The Zanu-PF has taken a hard stance on corruption in recent weeks, arresting the minister of Finance and seizing $10,000,000 from his home. Yet as leader of the party, Mnangagwa has been, implicated “in some of the worst looting of state and mineral resources.” Mnangagwa’s fortune comes directly from illegal gold and diamond mining. These dealings have taken place while Zimbabwe experiences intense economic difficulty.
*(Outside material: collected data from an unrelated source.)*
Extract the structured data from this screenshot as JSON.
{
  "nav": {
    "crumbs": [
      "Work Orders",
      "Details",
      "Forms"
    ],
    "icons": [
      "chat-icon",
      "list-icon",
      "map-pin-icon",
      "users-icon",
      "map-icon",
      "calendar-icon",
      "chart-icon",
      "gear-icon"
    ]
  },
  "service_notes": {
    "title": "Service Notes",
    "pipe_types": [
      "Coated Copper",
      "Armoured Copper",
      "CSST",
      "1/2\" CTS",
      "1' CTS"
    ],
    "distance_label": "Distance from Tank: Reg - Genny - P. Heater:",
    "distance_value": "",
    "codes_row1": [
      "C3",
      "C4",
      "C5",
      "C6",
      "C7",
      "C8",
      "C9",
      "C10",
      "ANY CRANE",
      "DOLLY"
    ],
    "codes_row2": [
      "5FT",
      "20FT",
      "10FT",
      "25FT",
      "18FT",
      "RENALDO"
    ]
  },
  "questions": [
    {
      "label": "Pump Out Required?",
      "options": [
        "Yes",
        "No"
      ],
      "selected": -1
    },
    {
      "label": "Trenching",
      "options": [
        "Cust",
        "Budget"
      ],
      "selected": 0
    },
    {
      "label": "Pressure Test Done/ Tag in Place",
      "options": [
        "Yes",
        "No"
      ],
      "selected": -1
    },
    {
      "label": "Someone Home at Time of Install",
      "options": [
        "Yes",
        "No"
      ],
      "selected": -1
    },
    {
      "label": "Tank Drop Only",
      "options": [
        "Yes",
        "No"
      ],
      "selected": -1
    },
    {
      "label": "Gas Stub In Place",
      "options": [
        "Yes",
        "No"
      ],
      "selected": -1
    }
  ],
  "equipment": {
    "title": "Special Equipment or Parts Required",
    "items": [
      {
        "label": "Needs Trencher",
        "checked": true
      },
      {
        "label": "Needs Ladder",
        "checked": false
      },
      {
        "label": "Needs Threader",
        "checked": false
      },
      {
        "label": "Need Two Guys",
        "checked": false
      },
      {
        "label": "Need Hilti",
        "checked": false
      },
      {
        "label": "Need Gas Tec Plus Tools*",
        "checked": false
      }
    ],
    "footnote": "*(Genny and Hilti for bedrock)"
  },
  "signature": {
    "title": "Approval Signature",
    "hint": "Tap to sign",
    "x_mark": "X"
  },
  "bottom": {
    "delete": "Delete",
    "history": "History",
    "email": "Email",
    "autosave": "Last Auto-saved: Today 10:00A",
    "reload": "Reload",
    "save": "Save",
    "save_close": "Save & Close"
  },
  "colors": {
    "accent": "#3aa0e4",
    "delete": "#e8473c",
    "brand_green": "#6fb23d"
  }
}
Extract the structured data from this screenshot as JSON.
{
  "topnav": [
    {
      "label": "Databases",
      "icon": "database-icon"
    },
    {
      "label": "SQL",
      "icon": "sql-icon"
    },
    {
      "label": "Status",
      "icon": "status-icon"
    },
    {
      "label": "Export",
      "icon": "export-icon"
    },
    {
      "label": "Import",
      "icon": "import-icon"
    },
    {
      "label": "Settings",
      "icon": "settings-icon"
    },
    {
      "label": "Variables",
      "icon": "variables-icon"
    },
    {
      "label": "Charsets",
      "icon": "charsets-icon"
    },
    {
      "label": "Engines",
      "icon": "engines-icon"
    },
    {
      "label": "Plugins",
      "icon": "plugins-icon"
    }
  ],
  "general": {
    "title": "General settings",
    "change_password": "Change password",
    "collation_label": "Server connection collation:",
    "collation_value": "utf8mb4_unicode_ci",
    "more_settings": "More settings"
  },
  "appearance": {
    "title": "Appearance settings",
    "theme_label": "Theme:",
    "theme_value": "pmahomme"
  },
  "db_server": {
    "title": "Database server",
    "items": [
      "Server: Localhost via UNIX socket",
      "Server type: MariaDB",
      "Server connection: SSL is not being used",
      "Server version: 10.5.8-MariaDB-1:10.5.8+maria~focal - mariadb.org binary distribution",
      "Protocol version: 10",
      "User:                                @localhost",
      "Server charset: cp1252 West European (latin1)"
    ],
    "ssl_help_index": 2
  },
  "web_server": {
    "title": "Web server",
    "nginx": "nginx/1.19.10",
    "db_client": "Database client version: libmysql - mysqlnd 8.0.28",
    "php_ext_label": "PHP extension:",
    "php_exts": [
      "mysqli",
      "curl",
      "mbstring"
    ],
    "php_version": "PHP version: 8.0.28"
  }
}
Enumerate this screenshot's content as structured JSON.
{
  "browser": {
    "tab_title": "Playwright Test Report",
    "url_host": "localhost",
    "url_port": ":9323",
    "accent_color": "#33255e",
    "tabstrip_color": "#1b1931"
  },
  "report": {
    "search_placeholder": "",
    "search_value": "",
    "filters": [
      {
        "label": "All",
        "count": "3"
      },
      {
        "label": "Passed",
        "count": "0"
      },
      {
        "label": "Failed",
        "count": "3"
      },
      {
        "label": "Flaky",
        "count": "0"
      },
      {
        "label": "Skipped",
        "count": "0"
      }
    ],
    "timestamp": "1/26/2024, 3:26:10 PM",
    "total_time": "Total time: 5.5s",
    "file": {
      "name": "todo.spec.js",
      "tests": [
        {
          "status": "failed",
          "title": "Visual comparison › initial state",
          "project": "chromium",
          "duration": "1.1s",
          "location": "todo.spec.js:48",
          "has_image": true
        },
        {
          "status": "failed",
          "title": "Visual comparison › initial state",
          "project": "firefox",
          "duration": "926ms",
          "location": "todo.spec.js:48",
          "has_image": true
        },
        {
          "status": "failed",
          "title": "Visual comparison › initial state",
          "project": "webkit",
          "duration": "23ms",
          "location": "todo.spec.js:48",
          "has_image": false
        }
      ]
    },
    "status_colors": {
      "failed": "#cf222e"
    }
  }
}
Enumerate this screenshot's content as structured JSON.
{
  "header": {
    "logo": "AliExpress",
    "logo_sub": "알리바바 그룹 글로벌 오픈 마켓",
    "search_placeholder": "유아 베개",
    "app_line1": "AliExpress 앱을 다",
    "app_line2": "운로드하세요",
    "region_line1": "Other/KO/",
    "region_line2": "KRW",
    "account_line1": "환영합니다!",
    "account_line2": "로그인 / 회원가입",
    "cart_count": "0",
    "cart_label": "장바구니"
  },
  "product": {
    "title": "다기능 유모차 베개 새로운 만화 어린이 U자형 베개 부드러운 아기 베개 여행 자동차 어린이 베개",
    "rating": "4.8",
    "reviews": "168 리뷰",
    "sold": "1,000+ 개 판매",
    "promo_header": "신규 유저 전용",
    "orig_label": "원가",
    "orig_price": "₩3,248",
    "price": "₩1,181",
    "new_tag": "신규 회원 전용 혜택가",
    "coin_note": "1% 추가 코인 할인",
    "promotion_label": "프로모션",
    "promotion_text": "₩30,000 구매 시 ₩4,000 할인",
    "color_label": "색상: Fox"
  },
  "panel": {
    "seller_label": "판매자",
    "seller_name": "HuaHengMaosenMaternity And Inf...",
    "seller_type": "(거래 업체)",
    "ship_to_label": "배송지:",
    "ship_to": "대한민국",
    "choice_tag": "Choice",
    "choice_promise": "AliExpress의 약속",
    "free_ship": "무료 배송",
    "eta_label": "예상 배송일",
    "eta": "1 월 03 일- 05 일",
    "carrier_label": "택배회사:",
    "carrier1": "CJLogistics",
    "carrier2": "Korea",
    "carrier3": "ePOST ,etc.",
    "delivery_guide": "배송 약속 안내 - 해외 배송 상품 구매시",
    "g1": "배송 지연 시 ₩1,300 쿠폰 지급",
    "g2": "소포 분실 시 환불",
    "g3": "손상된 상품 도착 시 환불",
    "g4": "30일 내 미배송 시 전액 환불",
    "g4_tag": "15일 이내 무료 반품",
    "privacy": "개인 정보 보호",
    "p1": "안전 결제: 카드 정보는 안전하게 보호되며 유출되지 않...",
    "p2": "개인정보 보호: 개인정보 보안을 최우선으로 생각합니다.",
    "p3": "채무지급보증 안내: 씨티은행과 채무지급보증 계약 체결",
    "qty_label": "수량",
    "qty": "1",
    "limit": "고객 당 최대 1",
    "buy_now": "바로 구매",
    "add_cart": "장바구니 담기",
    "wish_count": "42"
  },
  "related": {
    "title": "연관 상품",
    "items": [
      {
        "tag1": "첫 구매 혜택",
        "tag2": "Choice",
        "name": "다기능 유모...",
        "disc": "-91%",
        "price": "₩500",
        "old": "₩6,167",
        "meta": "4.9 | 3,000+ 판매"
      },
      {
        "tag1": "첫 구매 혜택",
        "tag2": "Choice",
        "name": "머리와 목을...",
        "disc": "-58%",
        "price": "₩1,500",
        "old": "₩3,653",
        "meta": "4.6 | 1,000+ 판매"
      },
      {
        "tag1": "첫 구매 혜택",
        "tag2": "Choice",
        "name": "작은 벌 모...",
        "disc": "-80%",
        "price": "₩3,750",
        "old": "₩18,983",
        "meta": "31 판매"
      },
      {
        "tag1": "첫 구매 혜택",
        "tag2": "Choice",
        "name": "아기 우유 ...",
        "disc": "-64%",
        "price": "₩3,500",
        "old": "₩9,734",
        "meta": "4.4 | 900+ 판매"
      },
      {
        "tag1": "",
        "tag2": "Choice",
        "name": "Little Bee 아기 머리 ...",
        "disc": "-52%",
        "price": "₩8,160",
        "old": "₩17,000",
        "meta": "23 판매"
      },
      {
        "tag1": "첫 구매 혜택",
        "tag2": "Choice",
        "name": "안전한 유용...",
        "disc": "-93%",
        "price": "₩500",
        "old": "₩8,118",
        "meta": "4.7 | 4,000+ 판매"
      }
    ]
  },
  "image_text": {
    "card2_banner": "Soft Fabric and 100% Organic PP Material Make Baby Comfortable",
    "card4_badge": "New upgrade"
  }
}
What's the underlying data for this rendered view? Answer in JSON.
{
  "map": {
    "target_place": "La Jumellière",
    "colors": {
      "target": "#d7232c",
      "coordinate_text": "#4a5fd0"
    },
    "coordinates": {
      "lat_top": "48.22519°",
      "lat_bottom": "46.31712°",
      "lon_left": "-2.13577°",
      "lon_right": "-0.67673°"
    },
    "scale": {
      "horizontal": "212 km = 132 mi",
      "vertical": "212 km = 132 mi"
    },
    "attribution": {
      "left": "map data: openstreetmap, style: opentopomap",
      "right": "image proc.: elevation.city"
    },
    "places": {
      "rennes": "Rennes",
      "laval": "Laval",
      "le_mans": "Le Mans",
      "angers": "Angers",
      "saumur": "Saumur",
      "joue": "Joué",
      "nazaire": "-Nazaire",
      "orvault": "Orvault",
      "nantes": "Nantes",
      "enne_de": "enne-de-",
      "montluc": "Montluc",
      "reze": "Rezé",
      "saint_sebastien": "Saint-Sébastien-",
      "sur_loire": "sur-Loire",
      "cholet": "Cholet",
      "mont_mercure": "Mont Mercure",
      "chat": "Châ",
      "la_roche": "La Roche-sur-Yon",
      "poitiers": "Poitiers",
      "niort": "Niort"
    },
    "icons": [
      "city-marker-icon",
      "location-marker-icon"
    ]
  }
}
According to some, unemployment hovers around 90%. Meanwhile Zimbabwe is recovering from the collapse of the Zim-Dollar, which was primarily the fault of the Zimbabwean government. Mugabe’s regime printed money to stave the effects of sanctions, the global recession and disastrous land redistribution programs implemented by Mugabe and supported by Mnangagwa. By the end of the collapse, the currency had inflated by 89,700,000,000,000,000,000,000%. Zimbabweans without external assets lost everything. The answer to this has been to issue bond notes which are tied to the US dollar. These notes are theoretically exchangeable for their equivalent in Dollars. However in practice the bills are essentially worthless.
“We just want jobs,” said Jacob. And to vote next year, added Eugene, “for now we are waiting.” They seemed content with this. Waiting is nothing new. Enduring uncertainty and hoping for better times is what Zimbabweans have been doing for years. Though tyranny is likely with Mnangagwa, it is not certain. For many I spoke to, this fact came with giddiness and nausea. Everything was tossed into the air. The swearing in of Mnangagwa signaled the peak and now it has started to fall back towards earth.